Sanction de l'assureur dommages-ouvrage : déconstruction de l'assurance construction ?

Indemnisation et réparation rapide des dommages compromettant l'usage d'un immeuble. Tel était le credo de la réforme de l'assurance construction opérée par la loi « Spinetta » du 4 janvier 1978. La diligence de l'assureur dommages-ouvrage dans le règlement des sinistres constituait dès lors la clé de voûte du mécanisme mis en place. Pour s'en assurer, le code des assurances a prévu comme sanction l'application automatique des garanties de l'assureur ayant tardé à prendre position au-delà des délais impartis (c. assur., art. A. 243-1, annexe II).

Inflexion jurisprudentielle

Cette sanction pour le moins sévère fait l'objet d'une jurisprudence de plus en plus stricte. Par arrêt du 28 janvier 2009 (1), la Cour de cassation a refusé à un assureur le droit d'invoquer la fausse déclaration intentionnelle du risque de son assuré pour écarter l'application des garanties. Le motif : l'assureur n'avait pas répondu sur l'application de ses garanties dans le délai légal de soixante jours à compter de la déclaration de sinistre.

Rigueur protectrice ou rigidité injustifiée ? On s'interroge. Pourquoi privilégier le souscripteur d'assurance qui a sciemment menti pour obtenir, n'en doutons pas, une diminution de sa prime ? Pourquoi interdire à l'assureur de se prévaloir de la turpitude de l'assuré au motif qu'il ne s'est pas prononcé à temps sur l'application de ses garanties ? La tromperie dont l'assureur a été victime peut-elle, tant sur le plan juridique que sur le plan moral, être purement et simplement effacée par son manque de diligence dans l'instruction du sinistre ?
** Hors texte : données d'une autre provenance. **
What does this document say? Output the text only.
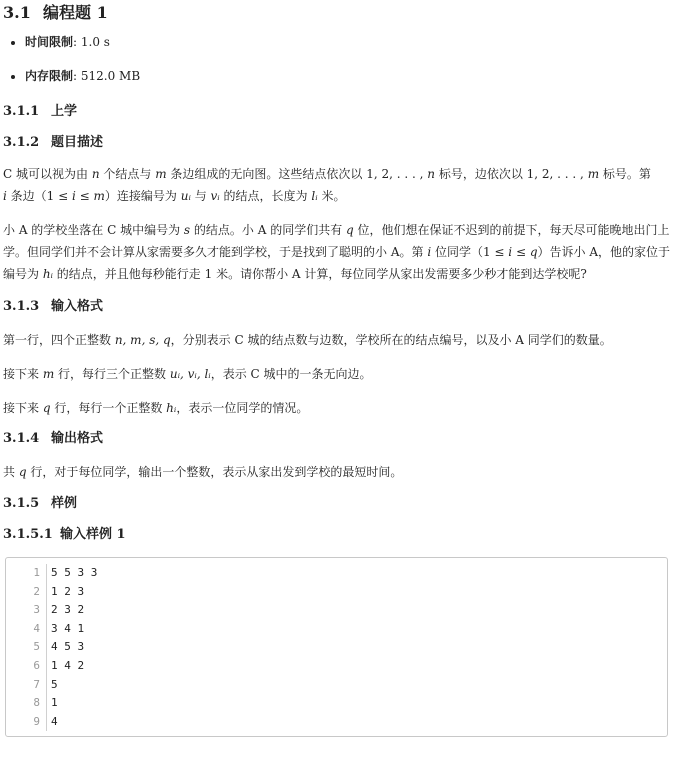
3.1 编程题 1
• 时间限制: 1.0 s
• 内存限制: 512.0 MB
3.1.1 上学
3.1.2 题目描述

C 城可以视为由 n 个结点与 m 条边组成的无向图。这些结点依次以 1, 2, . . . , n 标号，边依次以 1, 2, . . . , m 标号。第
i 条边（1 ≤ i ≤ m）连接编号为 uᵢ 与 vᵢ 的结点，长度为 lᵢ 米。

小 A 的学校坐落在 C 城中编号为 s 的结点。小 A 的同学们共有 q 位，他们想在保证不迟到的前提下，每天尽可能晚地出门上学。但同学们并不会计算从家需要多久才能到学校，于是找到了聪明的小 A。第 i 位同学（1 ≤ i ≤ q）告诉小 A，他的家位于编号为 hᵢ 的结点，并且他每秒能行走 1 米。请你帮小 A 计算，每位同学从家出发需要多少秒才能到达学校呢?

3.1.3 输入格式

第一行，四个正整数 n, m, s, q，分别表示 C 城的结点数与边数，学校所在的结点编号，以及小 A 同学们的数量。

接下来 m 行，每行三个正整数 uᵢ, vᵢ, lᵢ，表示 C 城中的一条无向边。

接下来 q 行，每行一个正整数 hᵢ，表示一位同学的情况。

3.1.4 输出格式

共 q 行，对于每位同学，输出一个整数，表示从家出发到学校的最短时间。

3.1.5 样例
3.1.5.1 输入样例 1
1 5 5 3 3
2 1 2 3
3 2 3 2
4 3 4 1
5 4 5 3
6 1 4 2
7 5
8 1
9 4
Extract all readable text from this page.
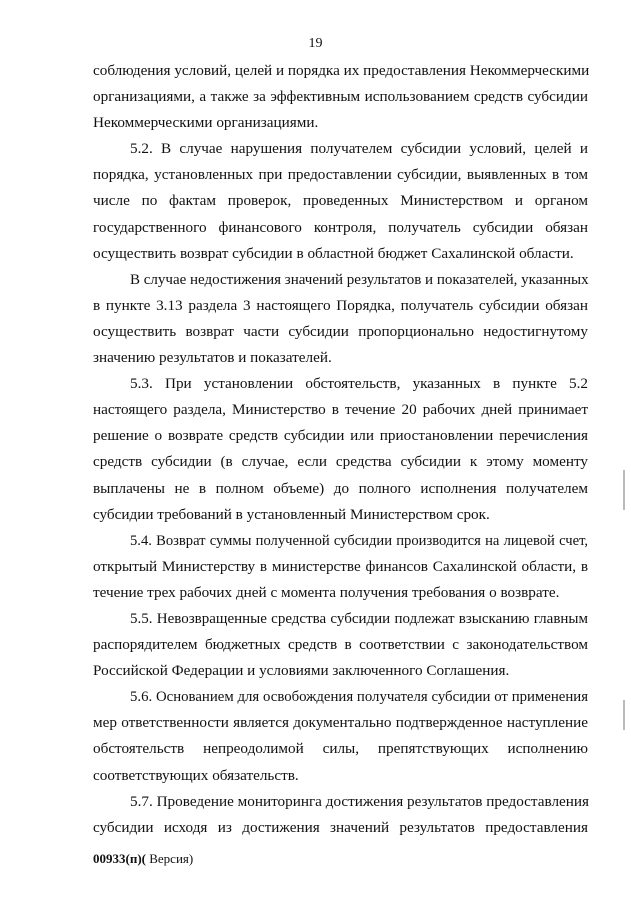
19
соблюдения условий, целей и порядка их предоставления Некоммерческими
организациями, а также за эффективным использованием средств субсидии
Некоммерческими организациями.
5.2. В случае нарушения получателем субсидии условий, целей и
порядка, установленных при предоставлении субсидии, выявленных в том
числе по фактам проверок, проведенных Министерством и органом
государственного финансового контроля, получатель субсидии обязан
осуществить возврат субсидии в областной бюджет Сахалинской области.
В случае недостижения значений результатов и показателей, указанных
в пункте 3.13 раздела 3 настоящего Порядка, получатель субсидии обязан
осуществить возврат части субсидии пропорционально недостигнутому
значению результатов и показателей.
5.3. При установлении обстоятельств, указанных в пункте 5.2
настоящего раздела, Министерство в течение 20 рабочих дней принимает
решение о возврате средств субсидии или приостановлении перечисления
средств субсидии (в случае, если средства субсидии к этому моменту
выплачены не в полном объеме) до полного исполнения получателем
субсидии требований в установленный Министерством срок.
5.4. Возврат суммы полученной субсидии производится на лицевой счет,
открытый Министерству в министерстве финансов Сахалинской области, в
течение трех рабочих дней с момента получения требования о возврате.
5.5. Невозвращенные средства субсидии подлежат взысканию главным
распорядителем бюджетных средств в соответствии с законодательством
Российской Федерации и условиями заключенного Соглашения.
5.6. Основанием для освобождения получателя субсидии от применения
мер ответственности является документально подтвержденное наступление
обстоятельств непреодолимой силы, препятствующих исполнению
соответствующих обязательств.
5.7. Проведение мониторинга достижения результатов предоставления
субсидии исходя из достижения значений результатов предоставления
00933(п)( Версия)
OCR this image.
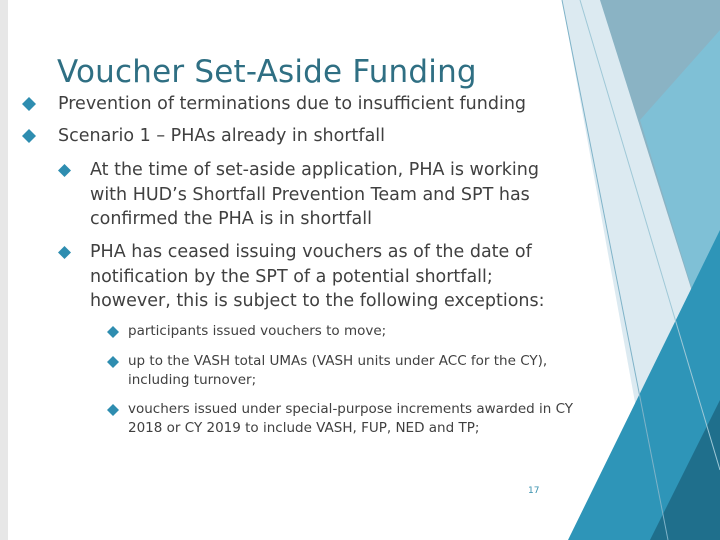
Voucher Set-Aside Funding
Prevention of terminations due to insufficient funding
Scenario 1 – PHAs already in shortfall
At the time of set-aside application, PHA is working with HUD’s Shortfall Prevention Team and SPT has confirmed the PHA is in shortfall
PHA has ceased issuing vouchers as of the date of notification by the SPT of a potential shortfall; however, this is subject to the following exceptions:
participants issued vouchers to move;
up to the VASH total UMAs (VASH units under ACC for the CY), including turnover;
vouchers issued under special-purpose increments awarded in CY 2018 or CY 2019 to include VASH, FUP, NED and TP;
17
Toutefois, cette décision contestable n'est pas avouons-le, entièrement surprenante. La Cour de cassation avait déjà retenu que, dans ces conditions, l'assureur perdait son droit d'invoquer l'absence d'aléa du contrat (l'assuré demandait la prise en charge d'un dommage existant au jour de la conclusion de l'assurance), motif pourtant sans rapport, de nouveau, avec son obligation de diligence. Cette inflexion jurisprudentielle, pour ne pas dire cette dérive, conduit plus généralement à une réflexion sur l'existence et la pérennité des mécanismes de l'assurance construction.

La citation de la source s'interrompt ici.